Tunbridge Wells 1/2 Marathon. 15th February 2009
That was, without doubt, the closest I have been to total hell in the 34 years I have been on God`s earth.
We can skip past the fact that anyone wanting to run for 13.1 miles might be slightly unbalanced but to run one with two mile long hills as steep as a the sides of the Eiffel Tower must be loco on a different level.
I live in Sussex, I know the countryside, I run through the countryside. These cannot be that bad, I have, after all, run up many hills on a Sunday afternoon this year. Turns out that those weren`t hills, more like bumps in the landscape by comparison to today.
I knew I was in trouble when I started off at too fast a pace and after the first few inclines my mind started to ask questions like "if these aren`t the big hills, what lies ahead?". My pace reduced significantly, only the uplifting scenery picked me up and that carried me through the first 4 or 5 miles. And what really open, beautiful scenery it was too I could keep running like this all day. You could see far and wide, greenery everywhere, river beds and mountain tops - oh, dear Lord no...we are not running up that are we? Perhaps it is just there to scare us? There were certainly enough children at the side lines in tears but as the local vicar made the sign of the cross and bowed his head I took one heck of a deep breath and made my ascent (if only I had brought the oxygen).
Now just under 2 1/2 miles of steep hill doesn`t feel like much when in the car but out in running terms it was going to be just over 25 mins of tread from my trainers. I set to it. After a while of real hardship it flattened out - magic I thought, good show, cracking job, let`s get on with the rest of the race 8 miles done and 5 and a bit to go. Come on....hang on didn`t that marker just show 7 miles? But I thought the worst bit was shown between 7 and 8 miles and I have just done that, surely? My heart sank as we turned a corner and something I would usually have taken a ski lift up and classed a black run, stared back at me. If roads could pass comment I beleive it would have been laughing at me.

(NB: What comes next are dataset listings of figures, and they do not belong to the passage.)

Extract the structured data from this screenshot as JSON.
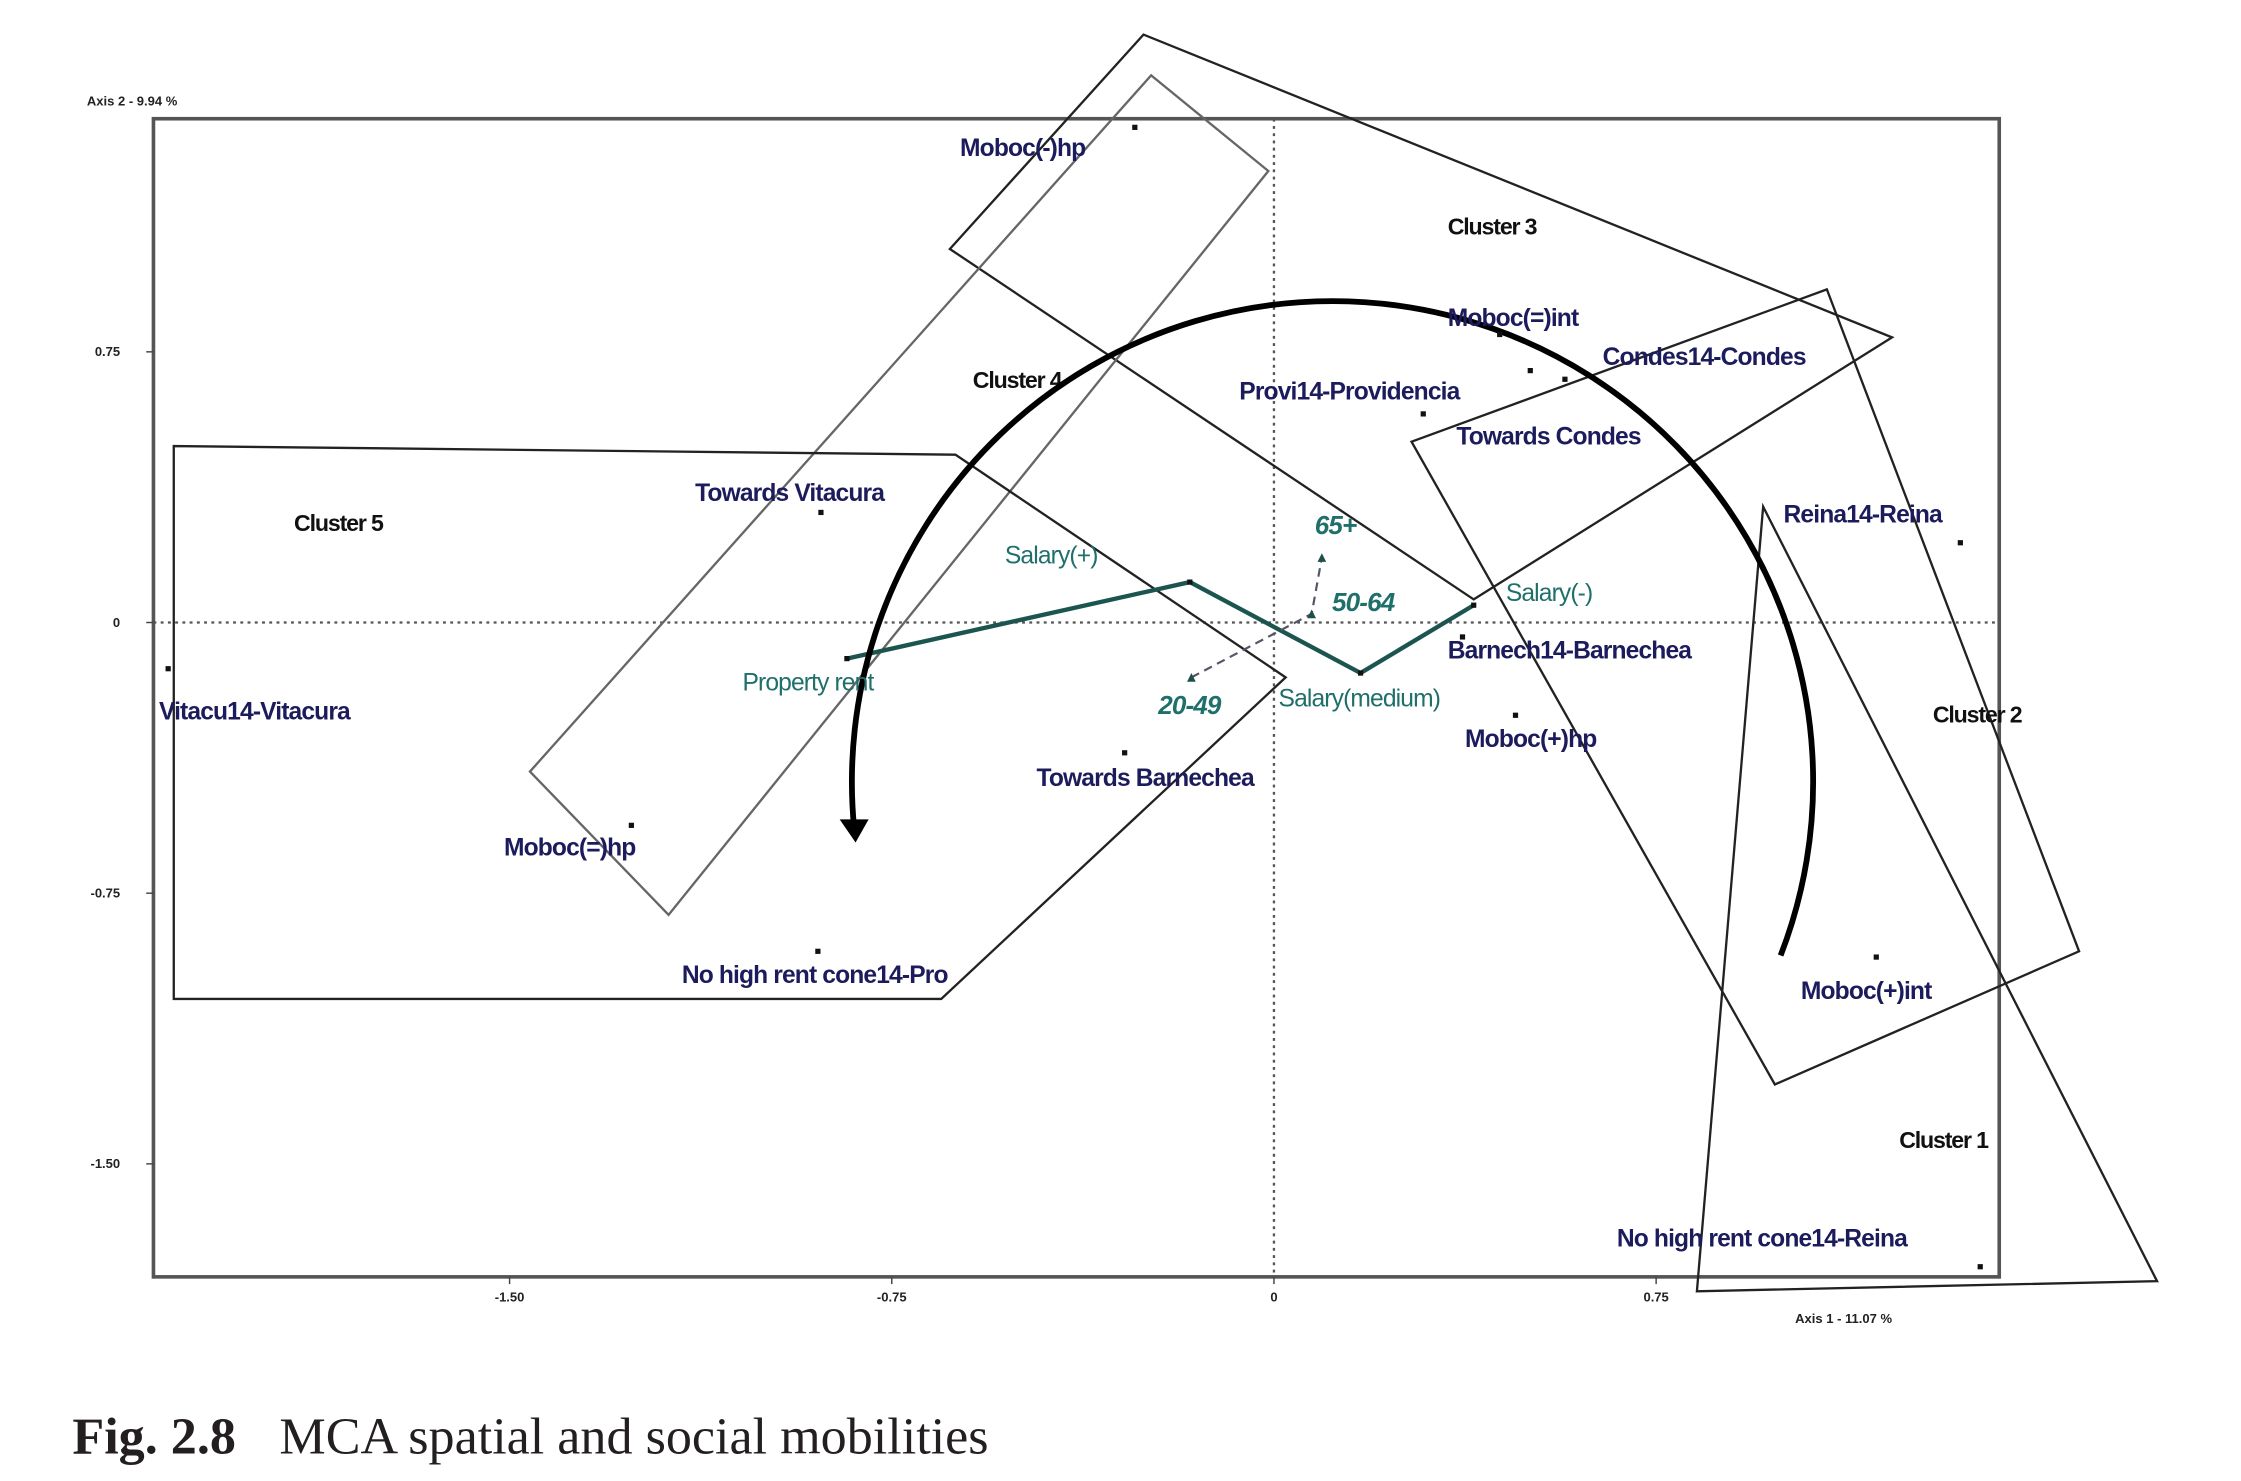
{
  "chart_data": {
    "type": "scatter",
    "title": "",
    "xlabel": "Axis 1 - 11.07 %",
    "ylabel": "Axis 2 - 9.94 %",
    "xlim": [
      -2.2,
      1.42
    ],
    "ylim": [
      -1.81,
      1.4
    ],
    "xticks": [
      {
        "v": -1.5,
        "label": "-1.50"
      },
      {
        "v": -0.75,
        "label": "-0.75"
      },
      {
        "v": 0,
        "label": "0"
      },
      {
        "v": 0.75,
        "label": "0.75"
      }
    ],
    "yticks": [
      {
        "v": 0.75,
        "label": "0.75"
      },
      {
        "v": 0,
        "label": "0"
      },
      {
        "v": -0.75,
        "label": "-0.75"
      },
      {
        "v": -1.5,
        "label": "-1.50"
      }
    ],
    "points": [
      {
        "label": "Moboc(-)hp",
        "x": -0.273,
        "y": 1.372,
        "lx": -0.616,
        "ly": 1.292,
        "group": "active"
      },
      {
        "label": "Moboc(=)int",
        "x": 0.443,
        "y": 0.798,
        "lx": 0.341,
        "ly": 0.822,
        "group": "active"
      },
      {
        "label": "Condes14-Condes",
        "x": 0.571,
        "y": 0.674,
        "lx": 0.645,
        "ly": 0.714,
        "group": "active"
      },
      {
        "label": "Provi14-Providencia",
        "x": 0.293,
        "y": 0.578,
        "lx": -0.068,
        "ly": 0.618,
        "group": "active"
      },
      {
        "label": "Towards Condes",
        "x": 0.503,
        "y": 0.698,
        "lx": 0.358,
        "ly": 0.493,
        "group": "active"
      },
      {
        "label": "Towards Vitacura",
        "x": -0.889,
        "y": 0.305,
        "lx": -1.136,
        "ly": 0.337,
        "group": "active"
      },
      {
        "label": "Vitacu14-Vitacura",
        "x": -2.17,
        "y": -0.128,
        "lx": -2.188,
        "ly": -0.269,
        "group": "active"
      },
      {
        "label": "Barnech14-Barnechea",
        "x": 0.37,
        "y": -0.04,
        "lx": 0.341,
        "ly": -0.1,
        "group": "active"
      },
      {
        "label": "Moboc(+)hp",
        "x": 0.474,
        "y": -0.257,
        "lx": 0.375,
        "ly": -0.345,
        "group": "active"
      },
      {
        "label": "Towards Barnechea",
        "x": -0.293,
        "y": -0.361,
        "lx": -0.466,
        "ly": -0.453,
        "group": "active"
      },
      {
        "label": "Moboc(=)hp",
        "x": -1.261,
        "y": -0.562,
        "lx": -1.511,
        "ly": -0.646,
        "group": "active"
      },
      {
        "label": "No high rent cone14-Pro",
        "x": -0.895,
        "y": -0.911,
        "lx": -1.162,
        "ly": -0.999,
        "group": "active"
      },
      {
        "label": "Reina14-Reina",
        "x": 1.347,
        "y": 0.221,
        "lx": 1.0,
        "ly": 0.277,
        "group": "active"
      },
      {
        "label": "Moboc(+)int",
        "x": 1.182,
        "y": -0.927,
        "lx": 1.034,
        "ly": -1.043,
        "group": "active"
      },
      {
        "label": "No high rent cone14-Reina",
        "x": 1.386,
        "y": -1.785,
        "lx": 0.673,
        "ly": -1.729,
        "group": "active"
      },
      {
        "label": "Property rent",
        "x": -0.838,
        "y": -0.1,
        "lx": -1.043,
        "ly": -0.189,
        "group": "supplementary"
      },
      {
        "label": "Salary(+)",
        "x": -0.165,
        "y": 0.112,
        "lx": -0.528,
        "ly": 0.164,
        "group": "supplementary"
      },
      {
        "label": "Salary(medium)",
        "x": 0.17,
        "y": -0.14,
        "lx": 0.009,
        "ly": -0.233,
        "group": "supplementary"
      },
      {
        "label": "Salary(-)",
        "x": 0.392,
        "y": 0.048,
        "lx": 0.455,
        "ly": 0.06,
        "group": "supplementary"
      },
      {
        "label": "65+",
        "x": 0.094,
        "y": 0.18,
        "lx": 0.08,
        "ly": 0.245,
        "group": "age"
      },
      {
        "label": "50-64",
        "x": 0.074,
        "y": 0.024,
        "lx": 0.114,
        "ly": 0.032,
        "group": "age"
      },
      {
        "label": "20-49",
        "x": -0.162,
        "y": -0.152,
        "lx": -0.227,
        "ly": -0.253,
        "group": "age"
      }
    ],
    "salary_path": [
      "Property rent",
      "Salary(+)",
      "Salary(medium)",
      "Salary(-)"
    ],
    "age_path": [
      "20-49",
      "50-64",
      "65+"
    ],
    "clusters": [
      {
        "label": "Cluster 1",
        "lx": 1.227,
        "ly": -1.456,
        "polygon": [
          [
            0.96,
            0.321
          ],
          [
            0.83,
            -1.853
          ],
          [
            1.733,
            -1.825
          ]
        ],
        "stroke": "#222"
      },
      {
        "label": "Cluster 2",
        "lx": 1.293,
        "ly": -0.277,
        "polygon": [
          [
            0.27,
            0.501
          ],
          [
            1.085,
            0.923
          ],
          [
            1.58,
            -0.911
          ],
          [
            0.983,
            -1.28
          ]
        ],
        "stroke": "#222"
      },
      {
        "label": "Cluster 3",
        "lx": 0.341,
        "ly": 1.075,
        "polygon": [
          [
            -0.636,
            1.035
          ],
          [
            -0.256,
            1.629
          ],
          [
            1.213,
            0.79
          ],
          [
            0.392,
            0.064
          ]
        ],
        "stroke": "#222"
      },
      {
        "label": "Cluster 4",
        "lx": -0.591,
        "ly": 0.65,
        "polygon": [
          [
            -1.46,
            -0.413
          ],
          [
            -0.241,
            1.516
          ],
          [
            -0.011,
            1.251
          ],
          [
            -1.188,
            -0.81
          ]
        ],
        "stroke": "#666"
      },
      {
        "label": "Cluster 5",
        "lx": -1.923,
        "ly": 0.253,
        "polygon": [
          [
            -2.159,
            0.489
          ],
          [
            -0.625,
            0.465
          ],
          [
            0.023,
            -0.152
          ],
          [
            -0.653,
            -1.043
          ],
          [
            -2.159,
            -1.043
          ]
        ],
        "stroke": "#222"
      }
    ]
  },
  "caption": {
    "number": "Fig. 2.8",
    "text": "MCA spatial and social mobilities"
  }
}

The next ten minutes have been consigned into my memory as one of the most painful and knackering as any 13.5 stone semi-fit chap with a liking for crisps can endure. There was going to be a lot of comfort eating tonight and it wouldn`t stop at the first packet, or the third. I just hoped I was going to get home without a lift from the St John`s ambulance.

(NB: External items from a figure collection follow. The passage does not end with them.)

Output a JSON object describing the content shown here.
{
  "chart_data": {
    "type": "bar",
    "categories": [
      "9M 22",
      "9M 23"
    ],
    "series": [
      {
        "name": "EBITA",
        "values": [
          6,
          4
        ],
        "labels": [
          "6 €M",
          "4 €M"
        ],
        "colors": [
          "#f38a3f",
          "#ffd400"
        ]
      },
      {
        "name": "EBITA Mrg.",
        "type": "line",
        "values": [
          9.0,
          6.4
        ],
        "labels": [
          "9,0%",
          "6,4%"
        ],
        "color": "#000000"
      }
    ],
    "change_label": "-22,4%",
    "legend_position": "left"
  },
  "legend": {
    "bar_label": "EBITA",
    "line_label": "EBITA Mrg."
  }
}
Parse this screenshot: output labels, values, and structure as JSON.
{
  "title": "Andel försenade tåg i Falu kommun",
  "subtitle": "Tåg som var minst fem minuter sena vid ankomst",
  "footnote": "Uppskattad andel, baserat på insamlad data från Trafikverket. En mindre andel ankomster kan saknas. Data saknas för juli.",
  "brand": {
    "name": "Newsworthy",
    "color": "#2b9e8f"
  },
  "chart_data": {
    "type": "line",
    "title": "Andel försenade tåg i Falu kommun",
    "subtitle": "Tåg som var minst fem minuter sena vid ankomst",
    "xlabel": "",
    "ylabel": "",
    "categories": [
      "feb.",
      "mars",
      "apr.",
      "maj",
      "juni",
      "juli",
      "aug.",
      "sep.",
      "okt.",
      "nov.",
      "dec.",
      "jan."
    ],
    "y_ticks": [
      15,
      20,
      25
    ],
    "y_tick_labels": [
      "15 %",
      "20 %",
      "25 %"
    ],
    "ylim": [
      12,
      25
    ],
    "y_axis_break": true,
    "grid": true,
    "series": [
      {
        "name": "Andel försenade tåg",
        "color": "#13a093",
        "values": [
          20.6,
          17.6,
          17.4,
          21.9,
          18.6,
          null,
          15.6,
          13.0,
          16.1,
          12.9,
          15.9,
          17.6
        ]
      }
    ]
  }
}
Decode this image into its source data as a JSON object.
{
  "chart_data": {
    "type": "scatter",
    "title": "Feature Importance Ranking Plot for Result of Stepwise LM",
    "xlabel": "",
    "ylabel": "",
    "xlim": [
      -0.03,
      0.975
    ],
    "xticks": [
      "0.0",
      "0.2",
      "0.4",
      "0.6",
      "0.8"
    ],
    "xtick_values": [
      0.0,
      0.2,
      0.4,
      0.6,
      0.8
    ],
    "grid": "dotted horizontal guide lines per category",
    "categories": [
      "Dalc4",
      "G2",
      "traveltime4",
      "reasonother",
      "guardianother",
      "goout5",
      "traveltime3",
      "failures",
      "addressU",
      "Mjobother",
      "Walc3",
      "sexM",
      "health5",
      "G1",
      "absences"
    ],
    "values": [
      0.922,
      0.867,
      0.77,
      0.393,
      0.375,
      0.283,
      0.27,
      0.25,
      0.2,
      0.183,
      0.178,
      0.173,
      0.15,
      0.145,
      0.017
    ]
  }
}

To top matters not far from the summit "Spiderman" steadily ran past me, without a whisper of unease coming out of his mask.
After this ordeal the rest of the race paled into insignificance and my mantra of "one foot after the other" came in to play from the 10 mile marker onwards.
There was no sprint finish for me this time and I have to thank the local support and last "downhill" mile to getting me home.
Somewhere in Tunbridge Wells there is a hidden mountain, you won`t find it on a map but it`s there and I intend to keep well clear in future.